The Discovery Rule in Texas is Still Alive

This past Friday, November 16, 2018, the Supreme Court of Texas reminded everyone that the discovery rule is alive and well in Texas. In Carl M. Archer Trust No. Three v. Tregallas, 2018 Tex. LEXIS 1153 (Tex. November 16, 2018), the Supreme Court of Texas was faced with the issue of whether the statute of limitations barred a claim for breach of a recorded right of first refusal to purchase a mineral interest. The grantors of the right of first refusal conveyed the mineral interest to a third party without notifying the holders of the right of first refusal. More than four years later, the holders of the right of first refusal finally learned of the conveyance and sued the third party for breach, seeking specific performance. The trial court ruled in favor of the holders of the right of first refusal option and the court of appeals reversed, holding that the statute of limitations barred the claim.

In reversing the court of appeals in part (on the discovery rule), and affirming in part (on the accrual date of the claim), the Supreme Court of Texas held that the discovery rule is a “limited exception” to the general theory that a cause of action accrues when a legal injury is incurred. Carl M. Archer Trust No. Three v. Tregallas, 2018 Tex. LEXIS 1153, *15 (Tex. November 16, 2018), citing, BP Am. Prod. Co. v. Marshall, 342 S.W.3d 59, 66 (Tex. 2011). The discovery rule is applied when the nature of the injury is inherently undiscoverable and the evidence is objectively verifiable and when applicable, it defers accrual of the cause of action until the plaintiff knew or should have known of the facts that gave rise to the cause of action. Carl M. Archer Trust No. Three v. Tregallas, 2018 Tex. LEXIS 1153, *15 (Tex. November 16, 2018), citing, S.V. v. R.V., 933 S.W.2d 1,  4 (Tex. 1996). The elements of the discovery rule try to strike a balance between the policy of barring stale claims and preventing an unjust result when claims could not be brought with the limitations period. Id. at 3, 6.

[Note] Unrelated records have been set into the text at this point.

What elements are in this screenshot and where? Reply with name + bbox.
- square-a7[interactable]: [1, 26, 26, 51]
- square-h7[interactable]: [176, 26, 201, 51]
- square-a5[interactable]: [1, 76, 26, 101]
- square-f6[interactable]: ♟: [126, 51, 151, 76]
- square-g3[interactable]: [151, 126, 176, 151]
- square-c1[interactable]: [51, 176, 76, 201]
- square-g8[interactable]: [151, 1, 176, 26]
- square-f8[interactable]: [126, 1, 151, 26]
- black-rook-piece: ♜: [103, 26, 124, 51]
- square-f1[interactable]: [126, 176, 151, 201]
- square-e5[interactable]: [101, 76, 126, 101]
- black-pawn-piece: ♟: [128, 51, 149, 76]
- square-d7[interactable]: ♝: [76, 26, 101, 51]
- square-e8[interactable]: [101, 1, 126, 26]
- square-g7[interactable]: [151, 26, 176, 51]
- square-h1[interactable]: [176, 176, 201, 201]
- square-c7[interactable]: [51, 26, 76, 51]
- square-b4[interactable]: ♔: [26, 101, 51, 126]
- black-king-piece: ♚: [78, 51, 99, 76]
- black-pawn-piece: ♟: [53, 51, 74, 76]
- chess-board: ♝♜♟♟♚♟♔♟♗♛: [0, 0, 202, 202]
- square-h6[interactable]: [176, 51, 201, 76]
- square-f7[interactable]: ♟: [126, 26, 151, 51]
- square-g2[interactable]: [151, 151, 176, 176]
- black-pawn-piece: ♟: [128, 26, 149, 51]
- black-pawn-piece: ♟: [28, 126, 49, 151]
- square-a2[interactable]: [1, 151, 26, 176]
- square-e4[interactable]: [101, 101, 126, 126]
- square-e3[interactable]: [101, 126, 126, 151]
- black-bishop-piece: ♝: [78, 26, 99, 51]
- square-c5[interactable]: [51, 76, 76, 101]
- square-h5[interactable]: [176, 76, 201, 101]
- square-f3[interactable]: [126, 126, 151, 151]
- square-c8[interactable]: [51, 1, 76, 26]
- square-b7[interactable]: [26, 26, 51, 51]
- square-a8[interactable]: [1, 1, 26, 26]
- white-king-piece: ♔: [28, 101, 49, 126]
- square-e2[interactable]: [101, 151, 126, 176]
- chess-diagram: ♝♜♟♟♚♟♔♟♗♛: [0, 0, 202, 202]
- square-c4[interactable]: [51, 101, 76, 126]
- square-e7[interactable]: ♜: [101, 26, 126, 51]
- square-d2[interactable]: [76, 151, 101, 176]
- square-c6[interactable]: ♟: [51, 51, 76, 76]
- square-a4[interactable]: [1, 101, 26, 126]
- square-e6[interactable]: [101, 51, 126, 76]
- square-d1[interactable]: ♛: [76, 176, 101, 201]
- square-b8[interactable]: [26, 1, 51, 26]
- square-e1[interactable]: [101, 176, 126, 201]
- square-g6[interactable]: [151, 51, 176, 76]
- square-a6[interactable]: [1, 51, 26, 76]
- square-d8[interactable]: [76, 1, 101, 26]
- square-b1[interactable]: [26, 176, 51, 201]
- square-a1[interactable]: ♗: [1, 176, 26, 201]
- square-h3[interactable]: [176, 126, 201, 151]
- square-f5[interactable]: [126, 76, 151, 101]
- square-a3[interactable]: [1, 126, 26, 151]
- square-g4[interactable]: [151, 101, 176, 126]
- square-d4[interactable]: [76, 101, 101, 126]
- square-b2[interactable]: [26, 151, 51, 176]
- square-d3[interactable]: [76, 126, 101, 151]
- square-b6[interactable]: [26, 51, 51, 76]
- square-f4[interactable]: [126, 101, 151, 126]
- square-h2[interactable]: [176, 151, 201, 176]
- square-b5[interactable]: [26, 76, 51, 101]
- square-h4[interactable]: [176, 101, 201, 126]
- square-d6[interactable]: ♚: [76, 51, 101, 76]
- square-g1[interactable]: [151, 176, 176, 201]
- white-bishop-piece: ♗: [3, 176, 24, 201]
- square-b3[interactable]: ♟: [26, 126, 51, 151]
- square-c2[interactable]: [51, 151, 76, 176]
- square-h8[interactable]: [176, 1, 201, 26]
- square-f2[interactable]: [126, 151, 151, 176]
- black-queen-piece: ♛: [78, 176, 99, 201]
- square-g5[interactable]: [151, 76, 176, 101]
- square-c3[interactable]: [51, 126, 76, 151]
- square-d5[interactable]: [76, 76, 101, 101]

The Supreme Court of Texas also set out that an injury is inherently undiscoverable when it is “unlikely to be discovered within the prescribed limitations period despite due diligence.” Carl M. Archer Trust No. Three v. Tregallas, 2018 Tex. LEXIS 1153 (Tex. November 16, 2018), citing, Via Net v. TIG Insurance Co., 211 S.W.3d 310, 313-314 (Tex. 2006). Significantly, the Supreme Court held that the determination of whether an injury is inherently undiscoverable is made on a categorical basis rather than on the facts of the individual case. Carl M. Archer Trust No. Three v. Tregallas, 2018 Tex. LEXIS 1153 (Tex. November 16, 2018), citing, HECI Expl. Co. v. Neel, 982 S.W.2d 881, 886 (Tex. 1998). As a result, the Court held that the inquiry is not whether the trustees in particular could have discovered their injury with diligence, but whether the injury was “the type of injury that could be discovered through the exercise of reasonable diligence.” Carl M. Archer Trust No. Three v. Tregallas, 2018 Tex. LEXIS 1153 (Tex. November 16, 2018), citing, BP Am. Prod. Co. v. Marshall, 342 S.W.3d 59, 66 (Tex. 2011).

Disagreeing with the court of appeals that the injury was not inherently undiscoverable, and rejecting that the injury could have been gleaned in a recorded public instrument from public sources like tax rolls and commercial sources, the Supreme Court of Texas provided other examples of cases where the discovery rule was applicable even though the injury could have been gleaned from reviewing publicly available information.  Carl M. Archer Trust No. Three v. Tregallas, 2018 Tex. LEXIS 1153, *16-18 (Tex. November 16, 2018), citingKelley v. Rinkle, 532 S.W.2d 947, 949 (Tex. 1976) (accrual of libel action in false credit report) and Vanderbilt Mortgage & Fin, Inc. v. Flores, 692 F.3d 358, 369-370 (5th Cir. 2012) (fraudulent lien claims in real property records); but see Shell Oil Co. v. Ross, 356 S.W.3d 924, 929-930 (Tex. 2011) (underpayments in royalties available in public accessible information).The Supreme Court of Texas’ opinion and the examples provided in its opinion give excellent guidance for when the discovery rule may be a tool in a litigator’s tool box should the need arise.